Building Belgium’s tech coalition

And, having started the process, De Poorter is finding plenty of people share his vision. Anchor investor Sofina, for example, was attracted by the ambition for Belgian tech, with Giulia Van Waeyenberge saying, “Bringing Belgium’s top tech talent together in one startup ecosystem, will help scale Belgian tech innovation to new heights.”

A second close is planned for early this year, and is already oversubscribed, further highlighting confidence in Belgian tech as well as Syndicate One’s approach. And De Poorter is clear that their mission is not to support the whole nation’s tech sector, not just their investments.

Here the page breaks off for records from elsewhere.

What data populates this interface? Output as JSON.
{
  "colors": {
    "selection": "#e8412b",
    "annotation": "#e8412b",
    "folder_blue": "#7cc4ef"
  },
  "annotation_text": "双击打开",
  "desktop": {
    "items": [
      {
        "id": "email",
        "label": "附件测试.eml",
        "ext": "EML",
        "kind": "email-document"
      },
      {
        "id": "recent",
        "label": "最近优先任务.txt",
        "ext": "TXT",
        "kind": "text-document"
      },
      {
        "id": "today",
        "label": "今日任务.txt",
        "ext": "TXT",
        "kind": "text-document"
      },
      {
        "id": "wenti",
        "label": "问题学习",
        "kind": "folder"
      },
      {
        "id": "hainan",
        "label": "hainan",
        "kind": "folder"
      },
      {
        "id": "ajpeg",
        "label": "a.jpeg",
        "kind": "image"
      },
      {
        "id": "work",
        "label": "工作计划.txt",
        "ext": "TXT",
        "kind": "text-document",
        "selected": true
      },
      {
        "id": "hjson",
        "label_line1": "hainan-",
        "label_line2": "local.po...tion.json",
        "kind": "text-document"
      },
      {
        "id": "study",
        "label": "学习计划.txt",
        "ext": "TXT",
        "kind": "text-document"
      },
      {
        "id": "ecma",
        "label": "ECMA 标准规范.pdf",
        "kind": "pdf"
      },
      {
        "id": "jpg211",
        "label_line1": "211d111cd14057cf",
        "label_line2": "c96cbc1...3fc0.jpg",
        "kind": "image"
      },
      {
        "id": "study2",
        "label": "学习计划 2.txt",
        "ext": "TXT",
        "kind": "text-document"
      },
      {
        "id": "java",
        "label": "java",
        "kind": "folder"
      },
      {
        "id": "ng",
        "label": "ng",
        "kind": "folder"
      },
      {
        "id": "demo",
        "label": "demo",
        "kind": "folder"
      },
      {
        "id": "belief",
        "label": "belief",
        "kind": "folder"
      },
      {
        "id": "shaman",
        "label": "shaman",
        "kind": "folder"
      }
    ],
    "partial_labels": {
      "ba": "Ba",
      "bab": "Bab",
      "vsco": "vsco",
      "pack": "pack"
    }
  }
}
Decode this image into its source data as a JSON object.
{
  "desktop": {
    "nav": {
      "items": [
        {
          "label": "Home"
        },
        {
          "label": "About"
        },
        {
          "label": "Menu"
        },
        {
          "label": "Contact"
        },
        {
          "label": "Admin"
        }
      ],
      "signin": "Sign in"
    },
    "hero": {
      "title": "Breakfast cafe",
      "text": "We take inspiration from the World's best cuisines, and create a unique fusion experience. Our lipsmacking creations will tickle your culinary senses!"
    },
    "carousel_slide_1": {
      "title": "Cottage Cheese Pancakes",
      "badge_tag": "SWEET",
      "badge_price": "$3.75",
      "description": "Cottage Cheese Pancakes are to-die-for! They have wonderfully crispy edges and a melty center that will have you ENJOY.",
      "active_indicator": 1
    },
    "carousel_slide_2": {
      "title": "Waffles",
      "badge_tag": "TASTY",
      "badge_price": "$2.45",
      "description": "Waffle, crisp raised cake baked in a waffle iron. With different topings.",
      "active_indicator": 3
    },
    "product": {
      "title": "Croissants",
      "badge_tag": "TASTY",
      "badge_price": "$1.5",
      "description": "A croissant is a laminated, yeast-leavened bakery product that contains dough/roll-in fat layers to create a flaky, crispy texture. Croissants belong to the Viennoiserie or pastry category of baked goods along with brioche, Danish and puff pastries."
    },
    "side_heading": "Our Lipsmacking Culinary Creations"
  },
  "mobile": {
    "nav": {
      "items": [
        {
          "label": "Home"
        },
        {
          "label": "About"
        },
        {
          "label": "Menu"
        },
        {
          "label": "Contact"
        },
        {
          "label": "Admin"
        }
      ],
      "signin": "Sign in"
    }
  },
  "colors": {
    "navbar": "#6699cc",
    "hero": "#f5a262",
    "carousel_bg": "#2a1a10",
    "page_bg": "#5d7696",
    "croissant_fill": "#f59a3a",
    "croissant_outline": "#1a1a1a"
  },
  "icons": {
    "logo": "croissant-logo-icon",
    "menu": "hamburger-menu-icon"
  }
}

“We can expand our network to have even more influence on the success of the investments we make, but also the overall tech ecosystem,” De Poorter says. “Our group does not only do investments, we also bring together all the stakeholders in the Belgian tech sector, through events and summits.” He continued, “We have to say no to 98% of the entrepreneurs we speak to, but we want to improve the ecosystem for all entrepreneurs in Belgium.”

As Belgium looks to recalibrate its position on the global innovation map, Syndicate One’s emergence signifies a collective effort to support and propel the next wave of promising startups.